When we can learn and give ourselves the space to pick up new skills or engage our minds differently there is almost always a uptick in the way we innovate. Being a productive learner in today’s day and age with the amount of information entering in from all angles it is hard to be a learner. It’s hard to compartmentalize the work and then apply it.
Some of the ways you can become a better learner you can find are pretty simple. I am a learner by trade, always have been since I was a kid, so these are things I’ve found over the years that actually work for anyone. It’s consistently muscle I practice and has served as a top skill of mine. I absorb anything I can get my hands on. To a degree I’ve made learning a profession.
The first thing is to focus on one thing you want to learn for a long period of time. Look for every place you can where a study or research of that topic has been revealed. Then just take as long as you need to become comfortable calling yourself a subject matter expert. Sometimes this could take up to several months. Learning needs to be slow and intentional at times. I do this a lot with the IBtP blog where my posts actually are the outputs of my learning journey. Spreading yourself over a multitude of topics will bury and bore you. Specialize.
I would try to put what you’re learning into buckets. Get some frameworks around what your digging or diving into to learn. Give it some sense of purpose even if you don’t know what that potential purpose may be at the end of the learning journey. When you build some structure around your learning work you can see it better and you can enjoy the learning more deeply. There are so many ways to bucket your learns whether you’re a note taker, use software like a mind map application, or just like to pick up books find a practice to organize the work you’re doing.
What are you keys? After reading or studying or watching, what are the takeaways you would bring back to look into deeper?
Great question to ask yourself as much as you can when finishing a great video or subject matter deep dive. This is an essential third idea when learning. If there really isn’t any take aways you might want to decide whether this subject is really that engaging or something you want to continue with. Sometimes, it’s required learning as in a skill we need to have for work and we’ve got no choice but to learn the subject. Keys you can recall simply to help you continue to practice readily available or at hand are great to have.

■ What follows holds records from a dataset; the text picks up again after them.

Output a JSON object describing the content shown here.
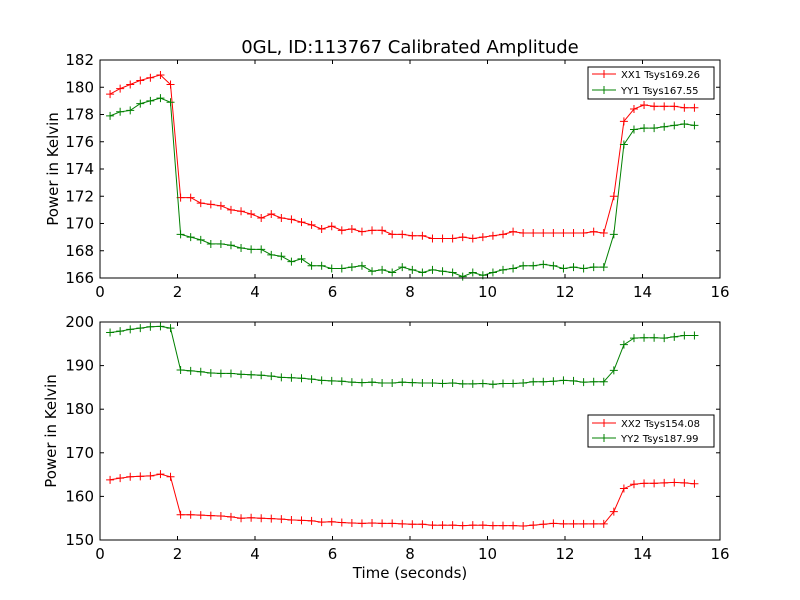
{
  "figure": {
    "title": "0GL, ID:113767 Calibrated Amplitude"
  },
  "chart_data": [
    {
      "type": "line",
      "title": "0GL, ID:113767 Calibrated Amplitude",
      "xlabel": "",
      "ylabel": "Power in Kelvin",
      "xlim": [
        0,
        16
      ],
      "ylim": [
        166,
        182
      ],
      "xticks": [
        0,
        2,
        4,
        6,
        8,
        10,
        12,
        14,
        16
      ],
      "yticks": [
        166,
        168,
        170,
        172,
        174,
        176,
        178,
        180,
        182
      ],
      "grid": false,
      "legend_position": "top-right",
      "x": [
        0.26,
        0.52,
        0.78,
        1.04,
        1.3,
        1.56,
        1.82,
        2.08,
        2.34,
        2.6,
        2.86,
        3.12,
        3.38,
        3.64,
        3.9,
        4.16,
        4.42,
        4.68,
        4.94,
        5.2,
        5.46,
        5.72,
        5.98,
        6.24,
        6.5,
        6.76,
        7.02,
        7.28,
        7.54,
        7.8,
        8.06,
        8.32,
        8.58,
        8.84,
        9.1,
        9.36,
        9.62,
        9.88,
        10.14,
        10.4,
        10.66,
        10.92,
        11.18,
        11.44,
        11.7,
        11.96,
        12.22,
        12.48,
        12.74,
        13.0,
        13.26,
        13.52,
        13.78,
        14.04,
        14.3,
        14.56,
        14.82,
        15.08,
        15.34
      ],
      "series": [
        {
          "name": "XX1 Tsys169.26",
          "color": "#ff0000",
          "values": [
            179.5,
            179.9,
            180.2,
            180.5,
            180.7,
            180.9,
            180.2,
            171.9,
            171.9,
            171.5,
            171.4,
            171.3,
            171.0,
            170.9,
            170.7,
            170.4,
            170.7,
            170.4,
            170.3,
            170.1,
            169.9,
            169.6,
            169.8,
            169.5,
            169.6,
            169.4,
            169.5,
            169.5,
            169.2,
            169.2,
            169.1,
            169.1,
            168.9,
            168.9,
            168.9,
            169.0,
            168.9,
            169.0,
            169.1,
            169.2,
            169.4,
            169.3,
            169.3,
            169.3,
            169.3,
            169.3,
            169.3,
            169.3,
            169.4,
            169.3,
            172.0,
            177.5,
            178.4,
            178.7,
            178.6,
            178.6,
            178.6,
            178.5,
            178.5
          ]
        },
        {
          "name": "YY1 Tsys167.55",
          "color": "#008000",
          "values": [
            177.9,
            178.2,
            178.3,
            178.8,
            179.0,
            179.2,
            178.9,
            169.2,
            169.0,
            168.8,
            168.5,
            168.5,
            168.4,
            168.2,
            168.1,
            168.1,
            167.7,
            167.6,
            167.2,
            167.4,
            166.9,
            166.9,
            166.7,
            166.7,
            166.8,
            166.9,
            166.5,
            166.6,
            166.4,
            166.8,
            166.6,
            166.4,
            166.6,
            166.5,
            166.4,
            166.1,
            166.4,
            166.2,
            166.4,
            166.6,
            166.7,
            166.9,
            166.9,
            167.0,
            166.9,
            166.7,
            166.8,
            166.7,
            166.8,
            166.8,
            169.2,
            175.8,
            176.9,
            177.0,
            177.0,
            177.1,
            177.2,
            177.3,
            177.2
          ]
        }
      ]
    },
    {
      "type": "line",
      "title": "",
      "xlabel": "Time (seconds)",
      "ylabel": "Power in Kelvin",
      "xlim": [
        0,
        16
      ],
      "ylim": [
        150,
        200
      ],
      "xticks": [
        0,
        2,
        4,
        6,
        8,
        10,
        12,
        14,
        16
      ],
      "yticks": [
        150,
        160,
        170,
        180,
        190,
        200
      ],
      "grid": false,
      "legend_position": "center-right",
      "x": [
        0.26,
        0.52,
        0.78,
        1.04,
        1.3,
        1.56,
        1.82,
        2.08,
        2.34,
        2.6,
        2.86,
        3.12,
        3.38,
        3.64,
        3.9,
        4.16,
        4.42,
        4.68,
        4.94,
        5.2,
        5.46,
        5.72,
        5.98,
        6.24,
        6.5,
        6.76,
        7.02,
        7.28,
        7.54,
        7.8,
        8.06,
        8.32,
        8.58,
        8.84,
        9.1,
        9.36,
        9.62,
        9.88,
        10.14,
        10.4,
        10.66,
        10.92,
        11.18,
        11.44,
        11.7,
        11.96,
        12.22,
        12.48,
        12.74,
        13.0,
        13.26,
        13.52,
        13.78,
        14.04,
        14.3,
        14.56,
        14.82,
        15.08,
        15.34
      ],
      "series": [
        {
          "name": "XX2 Tsys154.08",
          "color": "#ff0000",
          "values": [
            163.8,
            164.2,
            164.5,
            164.6,
            164.7,
            165.1,
            164.5,
            155.8,
            155.8,
            155.7,
            155.6,
            155.5,
            155.3,
            155.0,
            155.1,
            155.0,
            154.9,
            154.8,
            154.6,
            154.5,
            154.4,
            154.1,
            154.2,
            154.0,
            153.9,
            153.8,
            153.9,
            153.8,
            153.8,
            153.7,
            153.6,
            153.6,
            153.4,
            153.4,
            153.4,
            153.3,
            153.4,
            153.4,
            153.3,
            153.3,
            153.3,
            153.2,
            153.4,
            153.6,
            153.8,
            153.7,
            153.7,
            153.7,
            153.7,
            153.7,
            156.5,
            161.8,
            162.8,
            163.0,
            163.0,
            163.1,
            163.2,
            163.1,
            162.9
          ]
        },
        {
          "name": "YY2 Tsys187.99",
          "color": "#008000",
          "values": [
            197.6,
            197.9,
            198.3,
            198.6,
            198.9,
            199.0,
            198.6,
            189.0,
            188.8,
            188.6,
            188.3,
            188.2,
            188.2,
            188.0,
            187.9,
            187.8,
            187.6,
            187.3,
            187.2,
            187.1,
            186.9,
            186.6,
            186.5,
            186.4,
            186.2,
            186.1,
            186.2,
            186.0,
            186.0,
            186.2,
            186.1,
            186.0,
            186.0,
            185.9,
            186.0,
            185.8,
            185.8,
            185.9,
            185.7,
            185.9,
            185.9,
            186.0,
            186.3,
            186.3,
            186.4,
            186.6,
            186.5,
            186.2,
            186.3,
            186.3,
            188.9,
            194.8,
            196.3,
            196.4,
            196.4,
            196.3,
            196.6,
            196.9,
            196.9
          ]
        }
      ]
    }
  ]
}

Lastly, take a break from learning. Pace it out. To much input will result in polarized learning where you might get numb to the subject you’re trying to learn or burn out. You want to get in for a bit and get out for a bit to think or put to practice what you learned before biting off the next chunk. Information feasting and information fasting is a great way to think of pacing your learning out.
There’s a lot of places, apps, and people who will tell all different kinds of ways to take short cuts to learning. Bottom line, be intentional with your learning time. Make it seem like it’s a profession and skill you have to have. Make yourself feel that with out it the learning you in to, you’d not be as effective in your current role at work. Your end game is to have behavioral changes coming out of your learning cycles. The surprise and delight is to leave something you’ve learned behind for someone else to pickup or become curious about. That won’t happen with out placing an importance on some purpose as you go in, stay in, and come out the other side.